Clinical parameters correlated with the gut microbiota
Metformin treatment was associated with significantly improved treatment efficacy and change of 15 clinical metabolic parameters. We further investigated whether these improvements correlate with the change in microbiota compositions and clinical metabolic parameters by using a correlation matrix based on the Spearman correlation distance test. Heatmaps showing correlations between clinical factors and gut microbiota at baseline and after metformin treatment (Fig. 4a and b showed the correlation at phylum and genus level, respectively) Phylum Firmicutes positively correlated with HbA1c and FPG, whereas Bacteroidetes exhibited the opposite correlation.

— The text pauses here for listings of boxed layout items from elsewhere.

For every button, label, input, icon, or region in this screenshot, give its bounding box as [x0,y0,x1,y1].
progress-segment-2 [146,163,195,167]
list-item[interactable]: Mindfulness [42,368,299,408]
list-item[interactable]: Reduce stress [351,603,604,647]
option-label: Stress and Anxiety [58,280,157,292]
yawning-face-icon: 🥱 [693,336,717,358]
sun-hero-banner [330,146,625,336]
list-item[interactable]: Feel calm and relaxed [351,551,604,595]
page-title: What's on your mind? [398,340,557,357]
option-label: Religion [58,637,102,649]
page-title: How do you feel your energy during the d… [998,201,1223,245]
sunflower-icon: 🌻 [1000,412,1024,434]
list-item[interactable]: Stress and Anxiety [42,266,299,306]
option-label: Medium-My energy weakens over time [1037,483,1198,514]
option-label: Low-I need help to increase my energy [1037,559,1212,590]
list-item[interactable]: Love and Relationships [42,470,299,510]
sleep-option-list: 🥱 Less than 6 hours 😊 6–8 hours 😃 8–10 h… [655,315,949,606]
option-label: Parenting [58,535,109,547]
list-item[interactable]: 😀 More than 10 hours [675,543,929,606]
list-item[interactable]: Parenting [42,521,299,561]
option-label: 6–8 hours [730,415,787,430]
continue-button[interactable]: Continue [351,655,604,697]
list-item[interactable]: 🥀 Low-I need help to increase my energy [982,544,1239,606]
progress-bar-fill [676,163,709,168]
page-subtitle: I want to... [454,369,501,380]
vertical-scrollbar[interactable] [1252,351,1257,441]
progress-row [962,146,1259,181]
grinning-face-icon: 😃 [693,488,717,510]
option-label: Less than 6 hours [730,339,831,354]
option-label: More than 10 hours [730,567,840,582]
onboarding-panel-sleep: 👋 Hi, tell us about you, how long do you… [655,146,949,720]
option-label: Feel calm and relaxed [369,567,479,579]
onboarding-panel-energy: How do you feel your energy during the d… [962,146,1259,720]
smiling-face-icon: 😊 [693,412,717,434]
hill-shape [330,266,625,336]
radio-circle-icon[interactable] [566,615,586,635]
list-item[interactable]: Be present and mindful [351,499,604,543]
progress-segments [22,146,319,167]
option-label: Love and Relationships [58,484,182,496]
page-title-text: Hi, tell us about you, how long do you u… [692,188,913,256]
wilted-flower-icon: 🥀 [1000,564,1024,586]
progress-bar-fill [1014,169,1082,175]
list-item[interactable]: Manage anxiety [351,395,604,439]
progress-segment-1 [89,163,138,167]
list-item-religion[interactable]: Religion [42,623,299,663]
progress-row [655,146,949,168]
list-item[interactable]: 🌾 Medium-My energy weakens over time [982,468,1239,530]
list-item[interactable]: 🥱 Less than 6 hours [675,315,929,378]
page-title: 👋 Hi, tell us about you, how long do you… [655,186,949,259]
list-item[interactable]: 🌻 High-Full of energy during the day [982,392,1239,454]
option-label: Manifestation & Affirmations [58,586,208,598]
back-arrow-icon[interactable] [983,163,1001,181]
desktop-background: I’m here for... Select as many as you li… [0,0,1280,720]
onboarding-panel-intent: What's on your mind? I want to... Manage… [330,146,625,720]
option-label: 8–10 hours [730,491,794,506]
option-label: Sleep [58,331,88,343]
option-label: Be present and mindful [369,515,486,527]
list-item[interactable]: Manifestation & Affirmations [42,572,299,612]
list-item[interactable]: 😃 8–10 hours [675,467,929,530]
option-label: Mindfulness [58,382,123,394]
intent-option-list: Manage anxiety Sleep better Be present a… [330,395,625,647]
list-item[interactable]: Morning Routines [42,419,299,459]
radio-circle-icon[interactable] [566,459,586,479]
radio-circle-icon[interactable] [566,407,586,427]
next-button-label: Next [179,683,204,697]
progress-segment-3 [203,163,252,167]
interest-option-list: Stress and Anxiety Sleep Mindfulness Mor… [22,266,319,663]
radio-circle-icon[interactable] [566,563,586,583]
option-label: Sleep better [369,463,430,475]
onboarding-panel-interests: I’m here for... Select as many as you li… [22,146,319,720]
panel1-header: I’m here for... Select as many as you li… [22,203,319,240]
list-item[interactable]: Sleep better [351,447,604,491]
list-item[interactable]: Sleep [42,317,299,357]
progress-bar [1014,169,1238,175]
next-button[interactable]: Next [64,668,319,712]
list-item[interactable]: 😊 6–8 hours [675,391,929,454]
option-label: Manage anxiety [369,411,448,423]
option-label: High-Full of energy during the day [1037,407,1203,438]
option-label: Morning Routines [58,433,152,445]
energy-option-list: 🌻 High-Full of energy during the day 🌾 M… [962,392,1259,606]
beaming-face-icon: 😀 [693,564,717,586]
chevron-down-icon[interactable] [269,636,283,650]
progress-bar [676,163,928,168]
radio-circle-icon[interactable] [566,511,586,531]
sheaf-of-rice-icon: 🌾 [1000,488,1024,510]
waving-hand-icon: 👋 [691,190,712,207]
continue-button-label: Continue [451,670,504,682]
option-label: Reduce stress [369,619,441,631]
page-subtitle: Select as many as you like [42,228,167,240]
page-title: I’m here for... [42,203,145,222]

At the genus level, Bacteroides and Escherichia_Shigella positively associated with decreased HbA1c and FPG; Ruminococcus, Lachnospira, Blautia, and Lachnospiraceae UCG_008 were negatively correlated with elevated HbA1c, FINS, and HOMA; Paraprevotella was positively correlated with elevated LDL-C, while Parasutterella was negative with it. Lachnospiraceae UCG_008 was correlated with elevated FPG, while Escherichia_Shigella exhibited the opposite correlation with the change of FPG. However, we noticed that these correlations were not statistically significant.
Functional analysis
To investigate the functional role of the gut microbiota in immunotherapy, we further annotated the metagenomic sequencing data in the KEGG database and identified 28 KOs enriched in the EJSG0 group, 4 KOs enriched in the after-treatment group by LEfSe (LDA > 2, p < 0.05) (Fig. 5a). The most abundant KOs in the pre-treatment group and post-treatment group were energy metabolism pathways and amino acid metabolism pathways, respectively (Fig. 5b). At the pathway level, the EJSG2 group was significantly enriched with KOs that played essential functions in several KEGG pathways, including cationic antimicrobial peptide (CAMP) resistance (map01503), pertussis(map05133), betalain biosynthesis (map00965), peroxisome (map04146) and longevity regulating pathway(map04211). Moreover, the MAPK signaling pathway - fly (map04013) was enriched in the EJSG1 group (Supplemental Figure S3). Several after-treatment group-associated KOs, Bacteroides, Achromobacter, and Parabacteroides, which belong to the Bacteroidetes and Proteobacteria phylum, were found to be the dominant species enriched (Fig. 5c and d). Furthermore, comparisons of differential metabolic pathways in the KEGG database showed that amino acid metabolism pathways, such as isoleucine biosynthesis, predominated in the post-treatment group. In the MetaCyc database, we found that metformin significantly altered 17 functional pathways (Supplementary Figure S4-5), including ten pathways of biosynthesis, four pathways of L-arginine, vanillate or ornithine degradation, a polymyxin resistance pathway, and two pathways in metabolism: superpathway of chorismate metabolism and ketogluconate metabolism.